Premier boulot dans le graphisme ? Par accident. J’avais créé une affiche pour Maahlox Le Vibeur, qui devait se produire dans un snack où je travaillais. En allant l’imprimer au CRADAT, l’imprimerie m’a repéré et m’a recruté. Joie immense. J’appelle tout le monde. Mais les parents ? « C’est bien, mais c’est juste en attendant que tu trouves un vrai métier ». Sérieusement ?
Mon premier jour, mon boss, M. Antoine, me demande de créer des fanions et des drapeaux pour proposer des gadgets à la FECAFOOT en vue de la Coupe du Monde 2014. Problème : je n’avais jamais fait ça de ma vie. Trois heures plus tard, il revient et trouve mon écran… vide. Son regard ? Une tempête. Il me gronde sévèrement. Un autre aurait abandonné. Moi, j’ai tenu bon. J’ai relevé la tête et promis de livrer quelque chose. À la fin de la journée, j’avais réussi à créer des fanions grace à photoshop. Avec le recul, c’était loin d’être parfait, mais le boss avait validé.
Cette journée m’a appris une chose : rien n’est jamais acquis. Dès que tu penses que tu maîtrises tout, tu commences à régresser.

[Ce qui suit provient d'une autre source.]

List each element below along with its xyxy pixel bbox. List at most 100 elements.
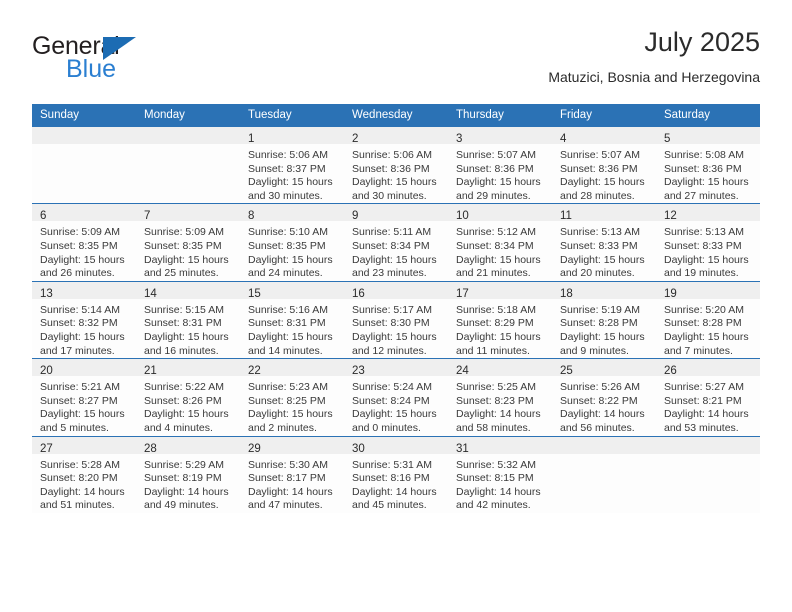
daylight-text-line1: Daylight: 14 hours <box>352 485 437 498</box>
day-number-band: 19 <box>656 281 760 300</box>
sunset-text: Sunset: 8:34 PM <box>352 239 430 252</box>
sunrise-text: Sunrise: 5:29 AM <box>144 458 224 471</box>
calendar-day-cell[interactable]: 28 Sunrise: 5:29 AM Sunset: 8:19 PM Dayligh… <box>136 435 240 513</box>
calendar-day-cell[interactable]: 8 Sunrise: 5:10 AM Sunset: 8:35 PM Daylight… <box>240 203 344 282</box>
calendar-day-cell[interactable]: 26 Sunrise: 5:27 AM Sunset: 8:21 PM Dayligh… <box>656 358 760 436</box>
calendar-table: Sunday Monday Tuesday Wednesday Thursday… <box>32 104 760 513</box>
daylight-text-line2: and 5 minutes. <box>40 421 109 434</box>
day-number-band: 22 <box>240 359 344 377</box>
sunset-text: Sunset: 8:33 PM <box>560 239 638 252</box>
daylight-text-line1: Daylight: 15 hours <box>664 176 749 189</box>
calendar-day-cell[interactable]: 25 Sunrise: 5:26 AM Sunset: 8:22 PM Dayligh… <box>552 358 656 436</box>
day-number: 27 <box>40 442 53 455</box>
daylight-text-line2: and 9 minutes. <box>560 344 629 357</box>
calendar-day-cell[interactable]: 20 Sunrise: 5:21 AM Sunset: 8:27 PM Dayligh… <box>32 358 136 436</box>
day-cell-body: Sunrise: 5:13 AM Sunset: 8:33 PM Daylight:… <box>552 221 656 280</box>
daylight-text-line1: Daylight: 15 hours <box>40 330 125 343</box>
calendar-day-cell[interactable]: 27 Sunrise: 5:28 AM Sunset: 8:20 PM Dayligh… <box>32 435 136 513</box>
day-number-band: 3 <box>448 127 552 145</box>
day-cell-body: Sunrise: 5:27 AM Sunset: 8:21 PM Daylight:… <box>656 376 760 435</box>
day-cell-body: Sunrise: 5:26 AM Sunset: 8:22 PM Daylight:… <box>552 376 656 435</box>
day-number-band: 16 <box>344 281 448 300</box>
calendar-day-cell[interactable]: 5 Sunrise: 5:08 AM Sunset: 8:36 PM Daylight… <box>656 127 760 204</box>
calendar-day-cell[interactable]: 15 Sunrise: 5:16 AM Sunset: 8:31 PM Dayligh… <box>240 280 344 359</box>
calendar-day-cell[interactable]: 30 Sunrise: 5:31 AM Sunset: 8:16 PM Dayligh… <box>344 435 448 513</box>
day-number: 20 <box>40 365 53 378</box>
day-number: 25 <box>560 365 573 378</box>
sunset-text: Sunset: 8:16 PM <box>352 472 430 485</box>
day-number-band: 25 <box>552 359 656 378</box>
daylight-text-line2: and 51 minutes. <box>40 499 115 512</box>
daylight-text-line1: Daylight: 15 hours <box>560 176 645 189</box>
day-number-band: 4 <box>552 127 656 145</box>
calendar-day-cell[interactable]: 22 Sunrise: 5:23 AM Sunset: 8:25 PM Dayligh… <box>240 358 344 436</box>
calendar-day-cell[interactable]: 23 Sunrise: 5:24 AM Sunset: 8:24 PM Dayligh… <box>344 358 448 436</box>
calendar-day-cell[interactable]: 7 Sunrise: 5:09 AM Sunset: 8:35 PM Daylight… <box>136 203 240 282</box>
calendar-day-cell[interactable]: 19 Sunrise: 5:20 AM Sunset: 8:28 PM Dayligh… <box>656 280 760 359</box>
calendar-day-cell[interactable]: 24 Sunrise: 5:25 AM Sunset: 8:23 PM Dayligh… <box>448 358 552 436</box>
daylight-text-line2: and 11 minutes. <box>456 344 530 357</box>
daylight-text-line2: and 26 minutes. <box>40 267 115 280</box>
sunrise-text: Sunrise: 5:07 AM <box>560 149 640 161</box>
sunset-text: Sunset: 8:32 PM <box>40 317 118 330</box>
day-number: 8 <box>248 210 255 223</box>
calendar-day-cell[interactable]: 3 Sunrise: 5:07 AM Sunset: 8:36 PM Daylight… <box>448 127 552 204</box>
weekday-header-sunday: Sunday <box>32 104 136 127</box>
sunrise-text: Sunrise: 5:18 AM <box>456 303 536 316</box>
daylight-text-line2: and 24 minutes. <box>248 267 323 280</box>
sunrise-text: Sunrise: 5:08 AM <box>664 149 744 161</box>
calendar-day-cell[interactable]: 10 Sunrise: 5:12 AM Sunset: 8:34 PM Dayligh… <box>448 203 552 282</box>
calendar-day-cell[interactable]: 21 Sunrise: 5:22 AM Sunset: 8:26 PM Dayligh… <box>136 358 240 436</box>
weekday-header-friday: Friday <box>552 104 656 127</box>
calendar-day-cell[interactable]: 17 Sunrise: 5:18 AM Sunset: 8:29 PM Dayligh… <box>448 280 552 359</box>
sunset-text: Sunset: 8:15 PM <box>456 472 534 485</box>
day-number: 23 <box>352 365 365 378</box>
calendar-day-cell[interactable]: 1 Sunrise: 5:06 AM Sunset: 8:37 PM Daylight… <box>240 127 344 204</box>
calendar-day-cell[interactable]: 13 Sunrise: 5:14 AM Sunset: 8:32 PM Dayligh… <box>32 280 136 359</box>
sunset-text: Sunset: 8:20 PM <box>40 472 118 485</box>
daylight-text-line2: and 27 minutes. <box>664 189 739 202</box>
day-number-band: 11 <box>552 204 656 222</box>
day-cell-body: Sunrise: 5:11 AM Sunset: 8:34 PM Daylight:… <box>344 221 448 280</box>
calendar-day-cell[interactable]: 14 Sunrise: 5:15 AM Sunset: 8:31 PM Dayligh… <box>136 280 240 359</box>
weekday-header-saturday: Saturday <box>656 104 760 127</box>
calendar-week-row: 27 Sunrise: 5:28 AM Sunset: 8:20 PM Dayligh… <box>32 435 760 513</box>
daylight-text-line1: Daylight: 14 hours <box>664 408 749 421</box>
calendar-week-row: 6 Sunrise: 5:09 AM Sunset: 8:35 PM Daylight… <box>32 203 760 282</box>
page-subtitle: Matuzici, Bosnia and Herzegovina <box>548 68 760 85</box>
calendar-day-cell[interactable]: 18 Sunrise: 5:19 AM Sunset: 8:28 PM Dayligh… <box>552 280 656 359</box>
calendar-day-cell-empty <box>136 127 240 204</box>
sunset-text: Sunset: 8:28 PM <box>560 317 638 330</box>
sunrise-text: Sunrise: 5:32 AM <box>456 458 536 471</box>
sunset-text: Sunset: 8:35 PM <box>248 239 326 252</box>
calendar-day-cell[interactable]: 29 Sunrise: 5:30 AM Sunset: 8:17 PM Dayligh… <box>240 435 344 513</box>
calendar-day-cell[interactable]: 4 Sunrise: 5:07 AM Sunset: 8:36 PM Daylight… <box>552 127 656 204</box>
calendar-day-cell[interactable]: 11 Sunrise: 5:13 AM Sunset: 8:33 PM Dayligh… <box>552 203 656 282</box>
daylight-text-line2: and 23 minutes. <box>352 267 427 280</box>
daylight-text-line1: Daylight: 14 hours <box>560 408 645 421</box>
calendar-day-cell[interactable]: 16 Sunrise: 5:17 AM Sunset: 8:30 PM Dayligh… <box>344 280 448 359</box>
day-cell-body: Sunrise: 5:20 AM Sunset: 8:28 PM Daylight:… <box>656 299 760 358</box>
calendar-day-cell[interactable]: 2 Sunrise: 5:06 AM Sunset: 8:36 PM Daylight… <box>344 127 448 204</box>
calendar-day-cell[interactable]: 31 Sunrise: 5:32 AM Sunset: 8:15 PM Dayligh… <box>448 435 552 513</box>
daylight-text-line1: Daylight: 15 hours <box>352 330 437 343</box>
daylight-text-line2: and 58 minutes. <box>456 421 531 434</box>
sunset-text: Sunset: 8:35 PM <box>144 239 222 252</box>
sunrise-text: Sunrise: 5:28 AM <box>40 458 120 471</box>
calendar-day-cell[interactable]: 9 Sunrise: 5:11 AM Sunset: 8:34 PM Daylight… <box>344 203 448 282</box>
sunrise-text: Sunrise: 5:25 AM <box>456 381 536 394</box>
sunset-text: Sunset: 8:19 PM <box>144 472 222 485</box>
day-number: 31 <box>456 442 469 455</box>
sunset-text: Sunset: 8:22 PM <box>560 394 638 407</box>
calendar-day-cell[interactable]: 6 Sunrise: 5:09 AM Sunset: 8:35 PM Daylight… <box>32 203 136 282</box>
day-cell-body: Sunrise: 5:16 AM Sunset: 8:31 PM Daylight:… <box>240 299 344 358</box>
calendar-day-cell[interactable]: 12 Sunrise: 5:13 AM Sunset: 8:33 PM Dayligh… <box>656 203 760 282</box>
daylight-text-line2: and 30 minutes. <box>352 189 427 202</box>
sunset-text: Sunset: 8:28 PM <box>664 317 742 330</box>
sunrise-text: Sunrise: 5:15 AM <box>144 303 224 316</box>
day-cell-body <box>656 454 760 459</box>
day-number: 15 <box>248 287 261 300</box>
page-title: July 2025 <box>644 27 760 57</box>
daylight-text-line1: Daylight: 15 hours <box>144 408 229 421</box>
day-number-band: 1 <box>240 127 344 145</box>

De l’« infographe » au designer
J’ai passé un mois intense dans cette imprimerie, à apprendre comme jamais. M. Antoine m’a donné un conseil qui m’a suivi toute ma vie :
— « Si tu n’arrives pas à avoir quelque chose, crée-le. »
À cette époque, mes amis m’appelaient « infographe ». Mais mon complexe de l’imposteur était énorme. Je refusais ce titre : « Non, j’apprends encore. Je n’ai pas fait d’école pour ça. »
Puis, un an plus tard, une amie, Christelle Kana, me recommande pour un poste de Designer à 11i services la boite propriétaire du site de e-commerce Africashops.cm. Mon test ? Détourer des images. Un jeu d’enfant. J’ai passé l’entretien sans stress.
Mon premier jour là-bas restera gravé. J’arrive le premier, à 7h du matin (moi, arriver à l’heure ?!). Aurélien, un collègue, me regarde et me dit :
— « Bonjour, c’est vous le designer ? »
Designer. On venait de me donner ce titre officiellement. Moi qui refusais même « infographe », j’ai répondu sans hésiter :
— « Oui. C’est moi»
À ce moment-là, j’ai su que ma vie avait changé.
L’acceptation et la validation parentale
J’ai travaillé trois ans chez 11i Services avant de démissionner pour me lancer en freelance.
Mais si moi, j’avais accepté d’être designer, ce n’était pas encore le cas de mes parents. Pour eux, réussir sa vie, c’était être fonctionnaire. Tout le reste n’était que passe-temps. Ils s’inquiétaient : « Est-ce qu’il va finir par trouver un vrai travail ? »
Puis, en 2018, tout a changé.
J’ai commencé à travailler pour le Comité National Olympique et Sportif du Cameroun (CNOSC). Un poste officiel. Une institution sérieuse. Un travail qui portait enfin un « vrai » nom à leurs yeux. C’est à ce moment-là qu’ils ont commencé à prendre mon métier au sérieux.
Petit à petit, ils ont réalisé qu’on pouvait réellement vivre du design. Que ce n’était pas juste une occupation, mais un vrai métier, avec des opportunités, de la reconnaissance… et un revenu stable.
Un jour, ma mère m’a posé une question qui m’a marqué :
— « Avec ton infographie-là, tu peux épouser une femme et la garder ? »
C’était sa manière de me dire : « Ce métier nourrit-il vraiment son homme ? »
Aujourd’hui, je peux répondre avec le sourire :
— Oui, maman. Et même bien plus que ça.

J’ai mis du temps à accepter que j’étais designer graphique. Il m’a fallu passer par le rêve militaire, le football, la caricature, Paint, des concours ratés et réussis, des boss exigeants, et une imprimerie où j’ai appris sous la pression.
Mais je suis arrivé là où je devais être.
Et si c’était à refaire ? Je ne changerais rien.
Parce qu’au final, c’est dans les détours qu’on trouve souvent son véritable chemin.